A central flaw among some empirically supported protocols is the rigid insistence on manualized treatments and randomized controlled trials (RCTs) as the sole arbiters of empirical validation. While randomized control trials do serve as a gold standard for some types of research (e.g., drug development), they can be clumsy in areas of study where there is less control over treatment delivery (Remember, therapy isn’t a pill!). Such a mechanistic approach gives these treatments an air of medical authority without delivering much on substance.

A lot of hot air has been devoted to the outcomes of these narrow methods without any significant progress in understanding what underlying mechanisms in therapy actually work. Marketing and media campaigns have emerged from the EST movement to claim certain brands of therapy as “empirically validated” while ignoring the swath of data supporting other approaches (e.g., Psychodynamic, Relational, Parent-Child Interaction, Interpersonal Therapy, Play Therapy) that are equally effective. This dogmatic adherence to specific methodologies is unscientific; it fails to capture the complexities of therapeutic practice and discounts a wealth of evidence from the many research methods that contribute to our collective knowledge.

While the merits of CBT and its evidence base are certainly debatable, one factor that cannot be overlooked in any form of therapy is the therapeutic relationship itself. Numerous studies have highlighted the profound impact of the client-therapist alliance on treatment outcomes, regardless of the specific therapeutic approach employed.

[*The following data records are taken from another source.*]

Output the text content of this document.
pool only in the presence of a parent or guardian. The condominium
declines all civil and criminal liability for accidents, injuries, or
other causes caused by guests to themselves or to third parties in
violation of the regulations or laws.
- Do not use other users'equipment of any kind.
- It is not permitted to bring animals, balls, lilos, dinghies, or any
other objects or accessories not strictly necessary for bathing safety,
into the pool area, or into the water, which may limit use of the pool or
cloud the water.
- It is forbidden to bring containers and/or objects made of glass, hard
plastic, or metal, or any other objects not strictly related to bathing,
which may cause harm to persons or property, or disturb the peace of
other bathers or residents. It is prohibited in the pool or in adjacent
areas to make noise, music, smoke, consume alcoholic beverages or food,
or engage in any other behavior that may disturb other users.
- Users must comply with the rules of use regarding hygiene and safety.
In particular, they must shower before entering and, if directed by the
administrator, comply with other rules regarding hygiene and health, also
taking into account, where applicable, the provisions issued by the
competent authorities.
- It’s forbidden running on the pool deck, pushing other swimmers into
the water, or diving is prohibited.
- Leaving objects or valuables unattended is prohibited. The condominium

The therapeutic relationship is a dynamic, interpersonal process that transcends mere technique or manualized interventions, which is why it is garnering more attention in the scientific literature. It involves empathy, trust, and a genuine human connection between the therapist and the client. Without this crucial foundation, even the most rigorously “empirically supported” techniques may fall flat.

In essence, while CBT undoubtedly has its merits and a solid evidence base, it is not the be-all and end-all of therapeutic approaches. True healing often lies in the synergy between evidence-based techniques and the art of cultivating a profound therapeutic alliance – a delicate dance that defies rigid categorization or dogmatic adherence to specific methodologies.

At Kingsbury, we apply a more nuanced lens to decisions about when to apply the techniques of CBT and other approaches. We consult with our colleagues and discuss our conceptualization of what underlying mechanisms are at play. These conclusions are typically integrated into an individualized treatment plan. So, when a client calls to say “my doctor recommended CBT. Do you all do that?” The answer is yes. But the follow up is always “let’s talk more and see if that’s what you need most right now.”